Казалось, он внимал Гольбейну так благосклонно, что тот даже подумал, а не рассказать ли про узника в сторожке. Но все-таки решил промолчать. Честность честностью, но он не сплетник. Ведь он не знал точно про узника, не знал точно и в какой степени сочувствует несчастным селянам из Рикменсворта. Он не верил, чтобы такой искренний человек, как Мор, мог иметь какой-нибудь не вполне благородный мотив держать в сарае человека с лицом, превратившимся в кусок мяса. Он просто не мог понять, что это за благородный мотив.

— Ну, я не знаю, — хохотнул он. — Но вот что я вам скажу. Я хоть и провел столько вечеров с Кратцером, костеря Мора за зверское отношение к новым людям, но теперь, увидев, что натворили наши новые люди, захватив бразды правления в Базеле, начинаю думать — Мор не так уж и не прав. — Эразм рассмеялся, и Гольбейн поспешил в более надежное укрытие. — Обаяние Мора беспредельно, — улыбнулся он. — Его любят. Там даже латынь в школах преподают на предложениях типа «Мор обладает уникальной ученостью и разумом ангелов».

— Ах, мой старый друг, я еще надеюсь увидеть его перед смертью, — с тоской вздохнул Эразм. — И его детей. Я так хорошо помню этих маленьких темноволосых девочек…

— Теперь все они выросли и замужем, — неожиданно печально сказал Гольбейн. — Вероятно, у них уже свои дети.

— Маргарита, Цецилия… маленькая Лиззи, — вздыхал Эразм. — Даже маленький Джонни. А как удачно мой старый друг выбрал воспитанниц! Какими прекрасными супругами они все стали, как правильно будут растить своих детей. У них хорошая наследственность, хорошее образование, которое дал им он. Удивительно разумное решение. Даже маленькая… — Он замолчал, искоса посмотрев на Гольбейна веселыми птичьими глазами. — Маленькая…

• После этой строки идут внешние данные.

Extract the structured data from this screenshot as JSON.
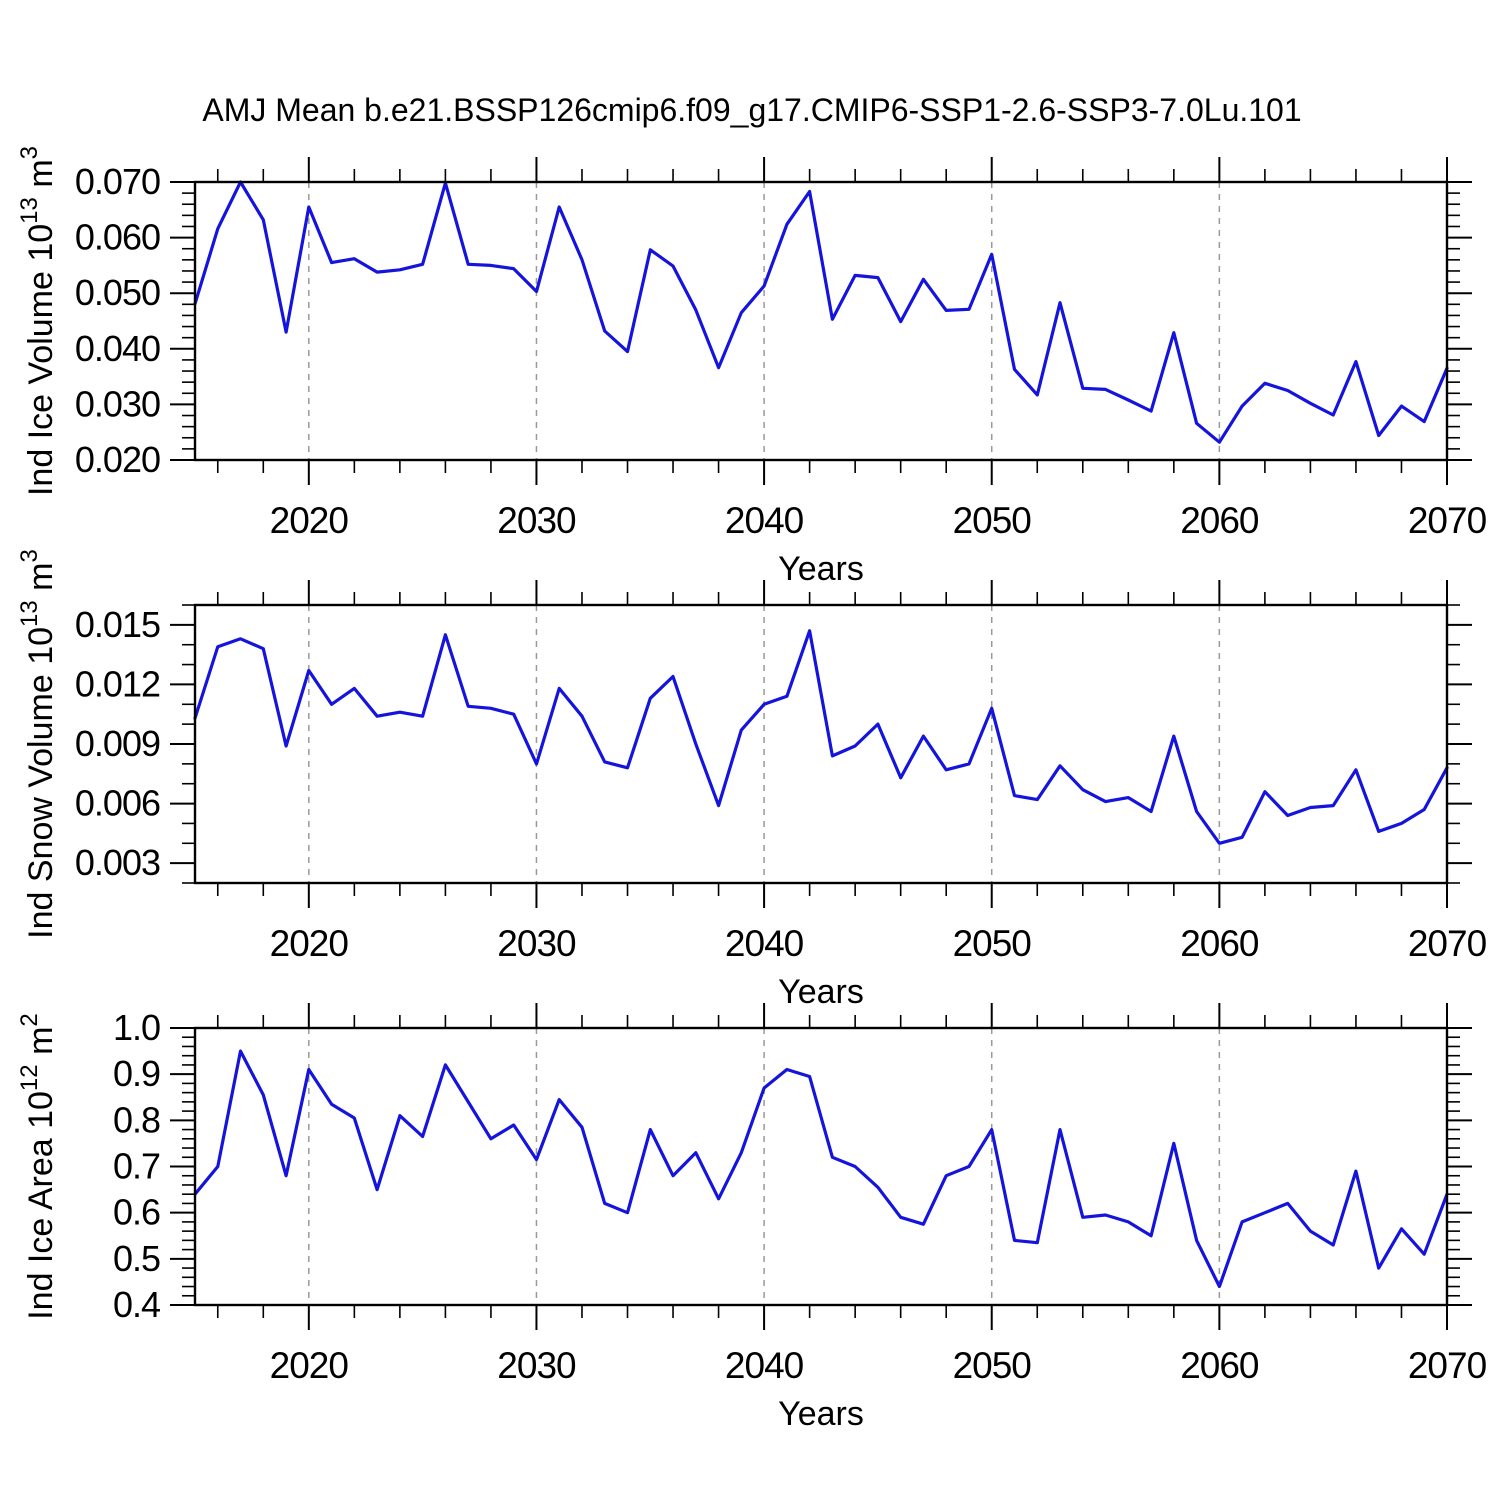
{
  "title": "AMJ Mean b.e21.BSSP126cmip6.f09_g17.CMIP6-SSP1-2.6-SSP3-7.0Lu.101",
  "xlabel": "Years",
  "line_color": "#1414dd",
  "grid_color": "#999999",
  "frame_color": "#000000",
  "text_color": "#000000",
  "chart_data": [
    {
      "type": "line",
      "name": "ind-ice-volume",
      "ylabel": "Ind Ice Volume 10^13 m^3",
      "ylabel_parts": [
        {
          "t": "Ind Ice Volume 10"
        },
        {
          "t": "13",
          "sup": true
        },
        {
          "t": " m"
        },
        {
          "t": "3",
          "sup": true
        }
      ],
      "xlabel": "Years",
      "xlim": [
        2015,
        2070
      ],
      "ylim": [
        0.02,
        0.07
      ],
      "yticks": [
        0.02,
        0.03,
        0.04,
        0.05,
        0.06,
        0.07
      ],
      "ytick_labels": [
        "0.020",
        "0.030",
        "0.040",
        "0.050",
        "0.060",
        "0.070"
      ],
      "yminor": 0.002,
      "xticks": [
        2020,
        2030,
        2040,
        2050,
        2060,
        2070
      ],
      "xtick_labels": [
        "2020",
        "2030",
        "2040",
        "2050",
        "2060",
        "2070"
      ],
      "xminor": 2,
      "grid_x": [
        2020,
        2030,
        2040,
        2050,
        2060
      ],
      "grid": "vertical-dashed",
      "legend": "none",
      "x": [
        2015,
        2016,
        2017,
        2018,
        2019,
        2020,
        2021,
        2022,
        2023,
        2024,
        2025,
        2026,
        2027,
        2028,
        2029,
        2030,
        2031,
        2032,
        2033,
        2034,
        2035,
        2036,
        2037,
        2038,
        2039,
        2040,
        2041,
        2042,
        2043,
        2044,
        2045,
        2046,
        2047,
        2048,
        2049,
        2050,
        2051,
        2052,
        2053,
        2054,
        2055,
        2056,
        2057,
        2058,
        2059,
        2060,
        2061,
        2062,
        2063,
        2064,
        2065,
        2066,
        2067,
        2068,
        2069,
        2070
      ],
      "values": [
        0.0481,
        0.0616,
        0.07,
        0.0632,
        0.043,
        0.0655,
        0.0555,
        0.0562,
        0.0538,
        0.0542,
        0.0552,
        0.0698,
        0.0552,
        0.055,
        0.0544,
        0.0503,
        0.0655,
        0.056,
        0.0432,
        0.0395,
        0.0578,
        0.0549,
        0.047,
        0.0366,
        0.0465,
        0.0513,
        0.0624,
        0.0683,
        0.0453,
        0.0532,
        0.0528,
        0.0449,
        0.0525,
        0.0469,
        0.0471,
        0.057,
        0.0363,
        0.0317,
        0.0483,
        0.0329,
        0.0327,
        0.0308,
        0.0288,
        0.0429,
        0.0266,
        0.0232,
        0.0297,
        0.0338,
        0.0325,
        0.0302,
        0.0281,
        0.0377,
        0.0244,
        0.0297,
        0.0269,
        0.0365
      ]
    },
    {
      "type": "line",
      "name": "ind-snow-volume",
      "ylabel": "Ind Snow Volume 10^13 m^3",
      "ylabel_parts": [
        {
          "t": "Ind Snow Volume 10"
        },
        {
          "t": "13",
          "sup": true
        },
        {
          "t": " m"
        },
        {
          "t": "3",
          "sup": true
        }
      ],
      "xlabel": "Years",
      "xlim": [
        2015,
        2070
      ],
      "ylim": [
        0.002,
        0.016
      ],
      "yticks": [
        0.003,
        0.006,
        0.009,
        0.012,
        0.015
      ],
      "ytick_labels": [
        "0.003",
        "0.006",
        "0.009",
        "0.012",
        "0.015"
      ],
      "yminor": 0.001,
      "xticks": [
        2020,
        2030,
        2040,
        2050,
        2060,
        2070
      ],
      "xtick_labels": [
        "2020",
        "2030",
        "2040",
        "2050",
        "2060",
        "2070"
      ],
      "xminor": 2,
      "grid_x": [
        2020,
        2030,
        2040,
        2050,
        2060
      ],
      "grid": "vertical-dashed",
      "legend": "none",
      "x": [
        2015,
        2016,
        2017,
        2018,
        2019,
        2020,
        2021,
        2022,
        2023,
        2024,
        2025,
        2026,
        2027,
        2028,
        2029,
        2030,
        2031,
        2032,
        2033,
        2034,
        2035,
        2036,
        2037,
        2038,
        2039,
        2040,
        2041,
        2042,
        2043,
        2044,
        2045,
        2046,
        2047,
        2048,
        2049,
        2050,
        2051,
        2052,
        2053,
        2054,
        2055,
        2056,
        2057,
        2058,
        2059,
        2060,
        2061,
        2062,
        2063,
        2064,
        2065,
        2066,
        2067,
        2068,
        2069,
        2070
      ],
      "values": [
        0.0103,
        0.0139,
        0.0143,
        0.0138,
        0.0089,
        0.0127,
        0.011,
        0.0118,
        0.0104,
        0.0106,
        0.0104,
        0.0145,
        0.0109,
        0.0108,
        0.0105,
        0.008,
        0.0118,
        0.0104,
        0.0081,
        0.0078,
        0.0113,
        0.0124,
        0.009,
        0.0059,
        0.0097,
        0.011,
        0.0114,
        0.0147,
        0.0084,
        0.0089,
        0.01,
        0.0073,
        0.0094,
        0.0077,
        0.008,
        0.0108,
        0.0064,
        0.0062,
        0.0079,
        0.0067,
        0.0061,
        0.0063,
        0.0056,
        0.0094,
        0.0056,
        0.004,
        0.0043,
        0.0066,
        0.0054,
        0.0058,
        0.0059,
        0.0077,
        0.0046,
        0.005,
        0.0057,
        0.0078
      ]
    },
    {
      "type": "line",
      "name": "ind-ice-area",
      "ylabel": "Ind Ice Area 10^12 m^2",
      "ylabel_parts": [
        {
          "t": "Ind Ice Area 10"
        },
        {
          "t": "12",
          "sup": true
        },
        {
          "t": " m"
        },
        {
          "t": "2",
          "sup": true
        }
      ],
      "xlabel": "Years",
      "xlim": [
        2015,
        2070
      ],
      "ylim": [
        0.4,
        1.0
      ],
      "yticks": [
        0.4,
        0.5,
        0.6,
        0.7,
        0.8,
        0.9,
        1.0
      ],
      "ytick_labels": [
        "0.4",
        "0.5",
        "0.6",
        "0.7",
        "0.8",
        "0.9",
        "1.0"
      ],
      "yminor": 0.02,
      "xticks": [
        2020,
        2030,
        2040,
        2050,
        2060,
        2070
      ],
      "xtick_labels": [
        "2020",
        "2030",
        "2040",
        "2050",
        "2060",
        "2070"
      ],
      "xminor": 2,
      "grid_x": [
        2020,
        2030,
        2040,
        2050,
        2060
      ],
      "grid": "vertical-dashed",
      "legend": "none",
      "x": [
        2015,
        2016,
        2017,
        2018,
        2019,
        2020,
        2021,
        2022,
        2023,
        2024,
        2025,
        2026,
        2027,
        2028,
        2029,
        2030,
        2031,
        2032,
        2033,
        2034,
        2035,
        2036,
        2037,
        2038,
        2039,
        2040,
        2041,
        2042,
        2043,
        2044,
        2045,
        2046,
        2047,
        2048,
        2049,
        2050,
        2051,
        2052,
        2053,
        2054,
        2055,
        2056,
        2057,
        2058,
        2059,
        2060,
        2061,
        2062,
        2063,
        2064,
        2065,
        2066,
        2067,
        2068,
        2069,
        2070
      ],
      "values": [
        0.64,
        0.7,
        0.95,
        0.855,
        0.68,
        0.91,
        0.835,
        0.805,
        0.65,
        0.81,
        0.765,
        0.92,
        0.84,
        0.76,
        0.79,
        0.715,
        0.845,
        0.785,
        0.62,
        0.6,
        0.78,
        0.68,
        0.73,
        0.63,
        0.73,
        0.87,
        0.91,
        0.895,
        0.72,
        0.7,
        0.655,
        0.59,
        0.575,
        0.68,
        0.7,
        0.78,
        0.54,
        0.535,
        0.78,
        0.59,
        0.595,
        0.58,
        0.55,
        0.75,
        0.54,
        0.44,
        0.58,
        0.6,
        0.62,
        0.56,
        0.53,
        0.69,
        0.48,
        0.565,
        0.51,
        0.64
      ]
    }
  ]
}
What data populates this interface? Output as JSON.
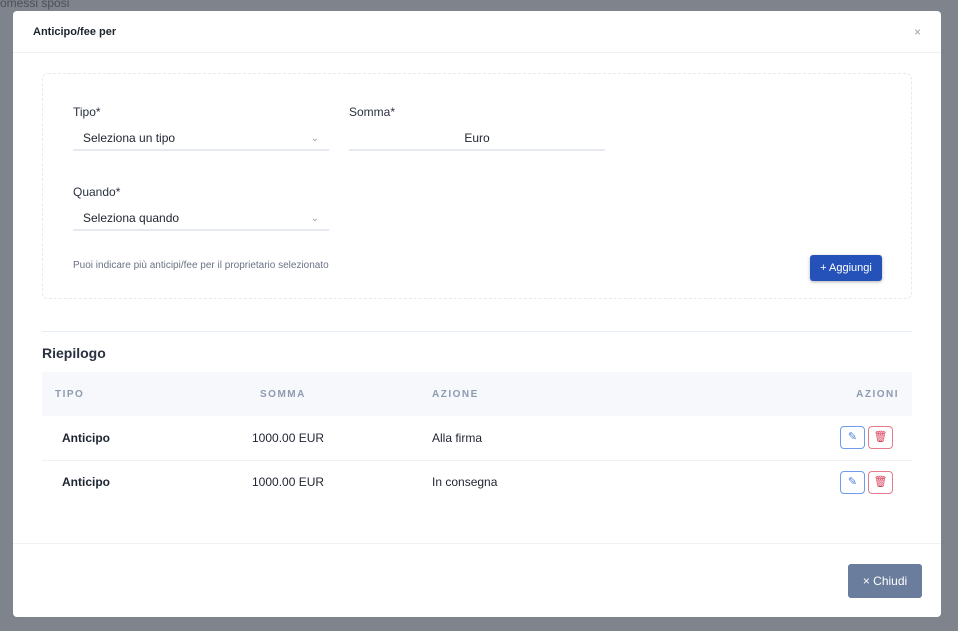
{
  "background": {
    "text": "omessi sposi"
  },
  "modal": {
    "title": "Anticipo/fee per",
    "close": "×"
  },
  "form": {
    "tipo_label": "Tipo*",
    "tipo_value": "Seleziona un tipo",
    "somma_label": "Somma*",
    "somma_placeholder": "Euro",
    "quando_label": "Quando*",
    "quando_value": "Seleziona quando",
    "hint": "Puoi indicare più anticipi/fee per il proprietario selezionato",
    "add_label": "+ Aggiungi"
  },
  "summary": {
    "title": "Riepilogo",
    "columns": [
      "TIPO",
      "SOMMA",
      "AZIONE",
      "AZIONI"
    ],
    "rows": [
      {
        "tipo": "Anticipo",
        "somma": "1000.00 EUR",
        "azione": "Alla firma"
      },
      {
        "tipo": "Anticipo",
        "somma": "1000.00 EUR",
        "azione": "In consegna"
      }
    ]
  },
  "footer": {
    "close_label": "× Chiudi"
  }
}
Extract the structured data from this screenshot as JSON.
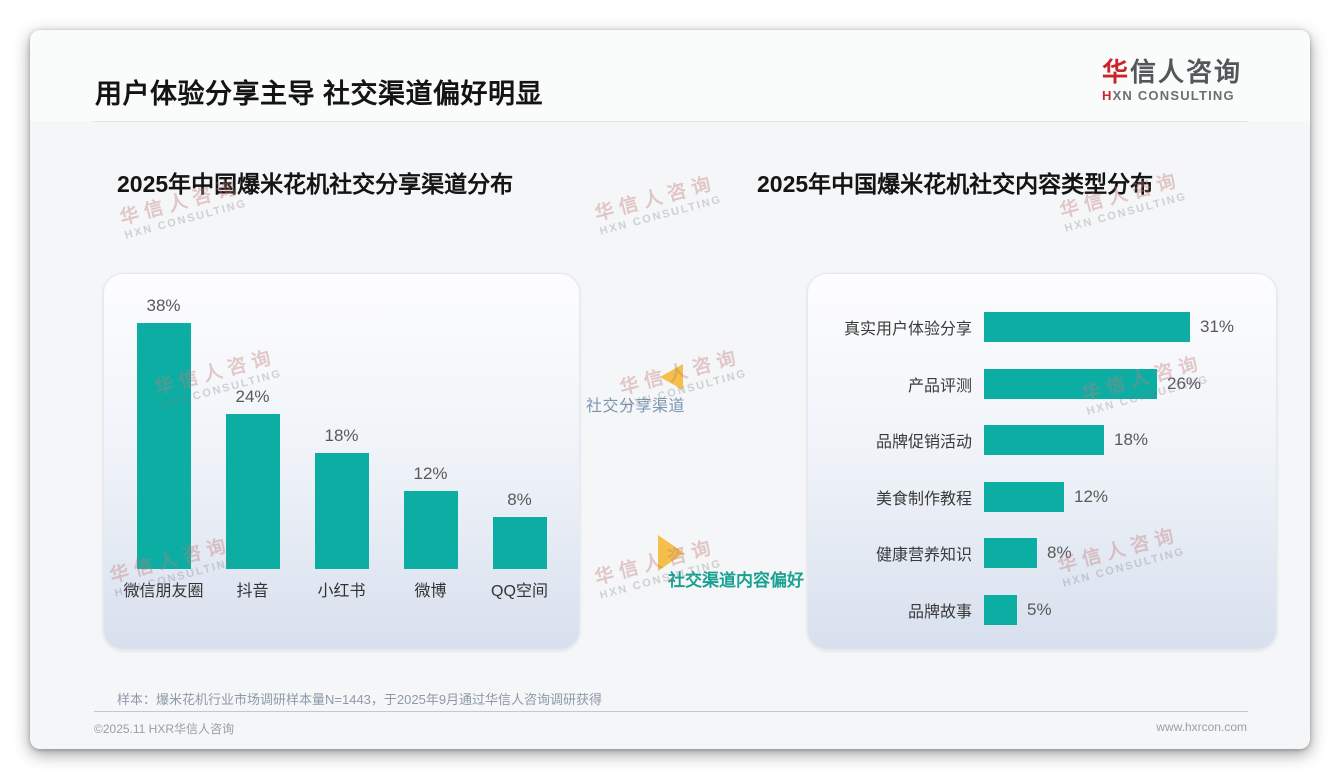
{
  "header": {
    "title": "用户体验分享主导 社交渠道偏好明显",
    "logo_cn_first": "华",
    "logo_cn_rest": "信人咨询",
    "logo_en_first": "H",
    "logo_en_rest": "XN CONSULTING"
  },
  "chart_data": [
    {
      "type": "bar",
      "orientation": "vertical",
      "title": "2025年中国爆米花机社交分享渠道分布",
      "categories": [
        "微信朋友圈",
        "抖音",
        "小红书",
        "微博",
        "QQ空间"
      ],
      "values": [
        38,
        24,
        18,
        12,
        8
      ],
      "value_labels": [
        "38%",
        "24%",
        "18%",
        "12%",
        "8%"
      ],
      "unit": "%",
      "ylim": [
        0,
        40
      ],
      "grid": false,
      "legend": "none",
      "bar_color": "#0caea3"
    },
    {
      "type": "bar",
      "orientation": "horizontal",
      "title": "2025年中国爆米花机社交内容类型分布",
      "categories": [
        "真实用户体验分享",
        "产品评测",
        "品牌促销活动",
        "美食制作教程",
        "健康营养知识",
        "品牌故事"
      ],
      "values": [
        31,
        26,
        18,
        12,
        8,
        5
      ],
      "value_labels": [
        "31%",
        "26%",
        "18%",
        "12%",
        "8%",
        "5%"
      ],
      "unit": "%",
      "xlim": [
        0,
        33
      ],
      "grid": false,
      "legend": "none",
      "bar_color": "#0caea3"
    }
  ],
  "middle": {
    "top_label": "社交分享渠道",
    "bottom_label": "社交渠道内容偏好"
  },
  "footer": {
    "sample_note": "样本：爆米花机行业市场调研样本量N=1443，于2025年9月通过华信人咨询调研获得",
    "copyright": "©2025.11 HXR华信人咨询",
    "website": "www.hxrcon.com"
  },
  "watermark": {
    "line1": "华信人咨询",
    "line2": "HXN CONSULTING"
  },
  "colors": {
    "bar": "#0caea3",
    "brand_red": "#c9252c",
    "triangle_yellow": "#f5c04a",
    "mid_label_top": "#7d95b3",
    "mid_label_bottom": "#1ba192"
  }
}
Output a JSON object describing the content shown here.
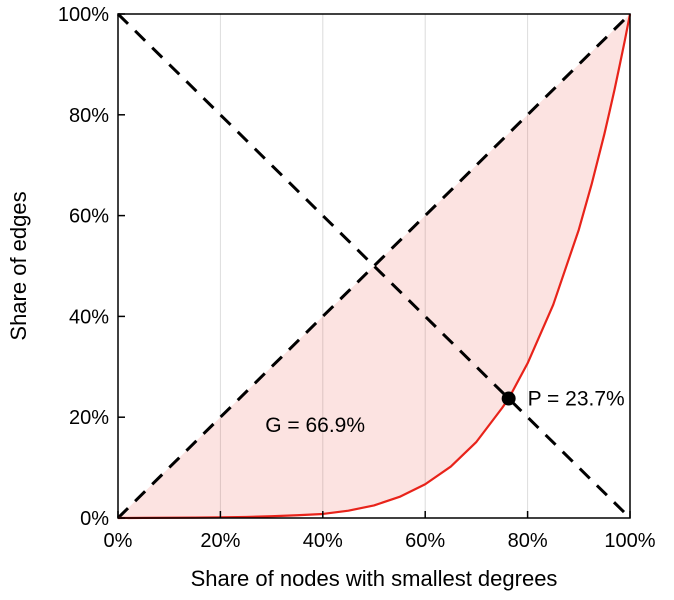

— Мег! — выпалил Гольбейн, оскорбившись паевое предательское сердце — оно бешено забилось. — Мег Джиггз.

— Да-а, — протянул Эразм. — Мег Джиггз. Чудесное дитя. Умненькая. Помню, она поздно попала в дом… — Он задумчиво посмотрел на пылающие щеки Гольбейна. — Я назвал их маленькими, но, разумеется, чисто в силу привычки. Как глупо с моей стороны, ведь на вашем портрете все они сегодня выше и красивее нас с вами. — И он добродушно улыбнулся.

— Ей сейчас за двадцать. — Как громко бьется сердце. К своему тайному ужасу, Гольбейн почувствовал, что подступают слезы. Он яростно принялся тереть нос. — Холодное лето, — скороговоркой извинился он. — Она как раз объявила о своей помолвке, когда я уезжал. Теперь уже прошло больше года. Наверное, она давно замужем.

— За Джоном Клементом… — подсказал Эразм, многозначительно приподняв одну бровь на четверть дюйма.

Гольбейн кивнул, не сильно удивившись, что Эразм в курсе. В конце концов, его почитатели жили по всей Европе.

— Мы подружились. — Он растирал лицо большим полосатым кашне. — Мы с Мег, я хочу сказать. Клемент… В общем, я не понял… — Он замолчал, вдруг осознав, что его голос, как пьянчуга, выбалтывает тайну.

Эразм любезно кивнул. Легкая улыбка на тонком немолодом лице с морщинистой кожей всегда словно намекала, будто он понимает намного больше, чем говорит. Бровь поднялась еще выше.